10. Federal Risk and Authorization Management Program (FedRAMP)
Cloud services are now a common way of doing business for many firms, but for US government agencies, there are a range of privacy and cybersecurity risks that may arise if they want to store or process data in the cloud. The Federal Risk and Authorization Management Program (FedRAMP) seeks to give agencies a way to do this safely by setting out key guidelines to help evaluate the risks of such services. If you work with the federal government/federal agency or help process data for these organizations, FedRAMP requirements (such as authorization and continuous monitoring) must be a part of your procurement processes.
11. Center for Internet Security (CIS) Critical Security Controls
The CIS controls framework is a comprehensive set of guidelines designed to help organizations enhance their cybersecurity programs. These best practices focus on ensuring that the most critical security requirements are addressed, thereby reducing cyber risk. Security professionals and finance teams need to be aware of the CIS controls framework because they handle sensitive financial data that is a prime target for cybercriminals. A strong understanding of these controls enables teams to effectively contribute to the development and implementation of robust security management within their organization.

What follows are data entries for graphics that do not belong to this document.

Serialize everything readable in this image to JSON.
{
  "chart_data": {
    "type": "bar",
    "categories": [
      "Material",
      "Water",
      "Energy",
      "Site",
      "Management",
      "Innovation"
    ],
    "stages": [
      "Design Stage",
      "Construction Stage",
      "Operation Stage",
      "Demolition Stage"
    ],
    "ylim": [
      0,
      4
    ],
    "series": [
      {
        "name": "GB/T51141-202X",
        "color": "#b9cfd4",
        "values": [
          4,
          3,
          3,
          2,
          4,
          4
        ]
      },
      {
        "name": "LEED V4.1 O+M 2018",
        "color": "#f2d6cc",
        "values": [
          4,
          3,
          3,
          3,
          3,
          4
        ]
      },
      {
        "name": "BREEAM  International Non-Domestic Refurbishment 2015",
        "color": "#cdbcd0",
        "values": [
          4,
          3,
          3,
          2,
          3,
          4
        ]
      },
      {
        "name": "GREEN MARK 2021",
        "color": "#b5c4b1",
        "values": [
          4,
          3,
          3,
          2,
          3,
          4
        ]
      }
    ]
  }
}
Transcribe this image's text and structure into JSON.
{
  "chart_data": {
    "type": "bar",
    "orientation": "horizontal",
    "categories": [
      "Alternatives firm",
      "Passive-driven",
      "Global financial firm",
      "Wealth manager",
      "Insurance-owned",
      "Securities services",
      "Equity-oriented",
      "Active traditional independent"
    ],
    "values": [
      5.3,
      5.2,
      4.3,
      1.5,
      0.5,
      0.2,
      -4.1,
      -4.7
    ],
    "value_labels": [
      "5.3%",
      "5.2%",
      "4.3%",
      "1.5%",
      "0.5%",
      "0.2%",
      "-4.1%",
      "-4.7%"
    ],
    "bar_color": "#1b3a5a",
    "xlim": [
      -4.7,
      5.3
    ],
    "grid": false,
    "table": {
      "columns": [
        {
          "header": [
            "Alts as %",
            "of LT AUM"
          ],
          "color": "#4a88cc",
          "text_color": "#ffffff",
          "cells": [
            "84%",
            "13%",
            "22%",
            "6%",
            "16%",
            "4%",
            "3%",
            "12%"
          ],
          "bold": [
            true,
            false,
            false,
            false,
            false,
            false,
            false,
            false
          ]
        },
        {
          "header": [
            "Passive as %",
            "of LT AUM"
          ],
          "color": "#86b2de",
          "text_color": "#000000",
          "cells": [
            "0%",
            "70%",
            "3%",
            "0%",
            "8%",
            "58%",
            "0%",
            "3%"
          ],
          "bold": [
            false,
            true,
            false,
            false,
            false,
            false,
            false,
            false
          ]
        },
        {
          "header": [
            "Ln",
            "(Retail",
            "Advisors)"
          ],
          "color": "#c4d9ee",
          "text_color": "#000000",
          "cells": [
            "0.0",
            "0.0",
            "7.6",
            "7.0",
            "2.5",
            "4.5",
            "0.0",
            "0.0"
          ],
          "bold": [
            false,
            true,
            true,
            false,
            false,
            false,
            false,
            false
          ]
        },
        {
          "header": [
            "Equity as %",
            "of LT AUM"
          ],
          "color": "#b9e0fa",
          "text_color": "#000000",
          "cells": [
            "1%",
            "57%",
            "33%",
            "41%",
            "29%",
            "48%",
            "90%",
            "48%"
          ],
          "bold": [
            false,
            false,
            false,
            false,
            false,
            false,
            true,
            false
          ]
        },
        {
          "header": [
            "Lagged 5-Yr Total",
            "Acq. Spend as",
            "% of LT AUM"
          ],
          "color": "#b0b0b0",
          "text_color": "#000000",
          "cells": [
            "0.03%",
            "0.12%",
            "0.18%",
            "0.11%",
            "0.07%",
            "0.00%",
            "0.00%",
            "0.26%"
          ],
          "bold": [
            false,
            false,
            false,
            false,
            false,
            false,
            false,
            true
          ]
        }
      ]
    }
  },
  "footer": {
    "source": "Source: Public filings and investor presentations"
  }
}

Navigating the complex landscape of compliance and regulatory frameworks is a challenging yet essential aspect of running a successful business in today's global economy. As highlighted above, organizations must prioritize their compliance efforts and implement robust privacy controls to ensure they remain in line with evolving regulations.
By keeping abreast of these policy frameworks and fostering a culture of compliance within the organization, businesses can mitigate compliance risks, protect their reputation and maintain a competitive edge in the market. As compliance continues to evolve, leveraging the expertise of professionals and staying informed is crucial for organizations to stay ahead of the curve and secure their long-term success.